Series and sequences are fundamental concepts in mathematics, particularly in understanding patterns and analyzing mathematical sets. A sequence is essentially a list of numbers in a specific order, following a certain rule. For example, the sequence given in this exercise consists of fractions decreasing by an increment in the denominator each time. The sequence's formula is \((1-\frac{1}{2})(1-\frac{1}{3})(1-\frac{1}{4})\ldots(1-\frac{1}{n+1})\). Each term is derived based on its position in the sequence (the nth term), and how it relates to the previously derived terms.
Studying such sequences often involves summing terms together, creating a series. We recognize the emerging pattern in the series which is crucial because it triggers the observation that leads to our conjecture. Sequences help us in making predictions about future values as they reveal consistent properties and behaviors of numbers.

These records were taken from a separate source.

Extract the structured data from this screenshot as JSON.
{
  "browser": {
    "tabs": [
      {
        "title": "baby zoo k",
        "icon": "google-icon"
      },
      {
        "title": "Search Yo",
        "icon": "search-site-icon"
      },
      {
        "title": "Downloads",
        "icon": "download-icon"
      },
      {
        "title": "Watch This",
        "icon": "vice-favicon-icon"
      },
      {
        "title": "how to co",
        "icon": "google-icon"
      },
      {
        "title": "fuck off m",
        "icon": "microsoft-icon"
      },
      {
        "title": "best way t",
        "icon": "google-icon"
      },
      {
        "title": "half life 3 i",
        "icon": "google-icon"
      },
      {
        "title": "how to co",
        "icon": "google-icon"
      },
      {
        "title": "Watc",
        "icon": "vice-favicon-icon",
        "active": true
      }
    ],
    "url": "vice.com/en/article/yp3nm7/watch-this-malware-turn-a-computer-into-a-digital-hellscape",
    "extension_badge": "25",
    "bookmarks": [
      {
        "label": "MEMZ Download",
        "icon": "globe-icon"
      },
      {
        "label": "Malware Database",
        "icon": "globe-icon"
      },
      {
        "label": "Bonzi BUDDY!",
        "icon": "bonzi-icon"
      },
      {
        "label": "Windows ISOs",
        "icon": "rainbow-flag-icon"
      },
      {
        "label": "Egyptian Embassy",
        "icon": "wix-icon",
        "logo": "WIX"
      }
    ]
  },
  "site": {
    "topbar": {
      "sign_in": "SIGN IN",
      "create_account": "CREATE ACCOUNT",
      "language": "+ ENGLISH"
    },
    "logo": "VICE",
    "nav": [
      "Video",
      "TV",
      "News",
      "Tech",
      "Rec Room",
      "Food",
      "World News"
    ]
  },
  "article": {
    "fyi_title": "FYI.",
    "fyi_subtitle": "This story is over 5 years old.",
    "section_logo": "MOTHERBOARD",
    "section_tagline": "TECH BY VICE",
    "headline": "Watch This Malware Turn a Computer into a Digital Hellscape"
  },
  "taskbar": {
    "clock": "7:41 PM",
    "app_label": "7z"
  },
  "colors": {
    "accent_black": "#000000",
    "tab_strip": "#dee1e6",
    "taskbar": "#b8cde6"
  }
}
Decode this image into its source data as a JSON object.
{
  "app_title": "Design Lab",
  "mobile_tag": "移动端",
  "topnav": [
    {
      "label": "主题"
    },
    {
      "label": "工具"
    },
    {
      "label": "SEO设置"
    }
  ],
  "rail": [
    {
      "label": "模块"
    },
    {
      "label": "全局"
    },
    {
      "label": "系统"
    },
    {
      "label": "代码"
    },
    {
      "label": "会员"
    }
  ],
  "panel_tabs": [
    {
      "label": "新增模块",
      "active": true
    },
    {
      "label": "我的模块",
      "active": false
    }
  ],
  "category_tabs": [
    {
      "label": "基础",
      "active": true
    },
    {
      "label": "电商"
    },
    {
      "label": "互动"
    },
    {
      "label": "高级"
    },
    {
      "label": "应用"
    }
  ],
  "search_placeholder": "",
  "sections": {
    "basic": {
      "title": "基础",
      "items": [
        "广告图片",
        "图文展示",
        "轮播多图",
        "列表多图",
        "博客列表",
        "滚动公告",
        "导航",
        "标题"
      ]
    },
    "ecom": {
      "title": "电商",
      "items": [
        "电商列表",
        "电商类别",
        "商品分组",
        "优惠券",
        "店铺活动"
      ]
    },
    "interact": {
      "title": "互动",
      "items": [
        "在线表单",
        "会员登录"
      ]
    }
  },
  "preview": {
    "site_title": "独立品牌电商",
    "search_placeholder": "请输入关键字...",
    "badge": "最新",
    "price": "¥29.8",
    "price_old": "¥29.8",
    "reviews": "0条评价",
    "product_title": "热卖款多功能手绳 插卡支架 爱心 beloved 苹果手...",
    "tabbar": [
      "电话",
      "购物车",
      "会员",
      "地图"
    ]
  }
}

When proving a conjecture using mathematical induction, the base case is our starting point. We first demonstrate that the formula holds true for the smallest possible value of \(n\), typically \(n=1\). In this exercise, substituting \(n=1\) into the conjectured formula \(S_{n} = \frac{1}{n+1}\) results in \(S_{1} = \frac{1}{2}\). Similarly, calculating directly from the series formula, \((1-\frac{1}{2})\), also results in \(\frac{1}{2}\).
Confirming the base case establishes that our conjecture works for the initial instance, providing a foundation upon which the rest of the proof rests. Without a valid base case, the inductive process cannot proceed to validate the conjecture for all positive integers.

The inductive step is crucial in mathematical induction as it extends the truth of the conjecture beyond the base case. Here, we assume our formula \(S_{n} = \frac{1}{n+1}\) is valid for an arbitrary positive integer \(k\). This is called the inductive hypothesis. From this assumption, we aim to demonstrate that the formula also holds true for \(n = k+1\).
In this exercise, by plugging \(k+1\) into our formula to obtain \(S_{k+1}\), we work through the algebraic manipulations necessary to prove that this step leads consistently to the expression \(\frac{1}{k+2}\). Successfully completing this step verifies that if the formula holds for one term, it must logically hold for the next term as well. Thus, through this rigorous method, we ensure the conjecture is true for all natural numbers.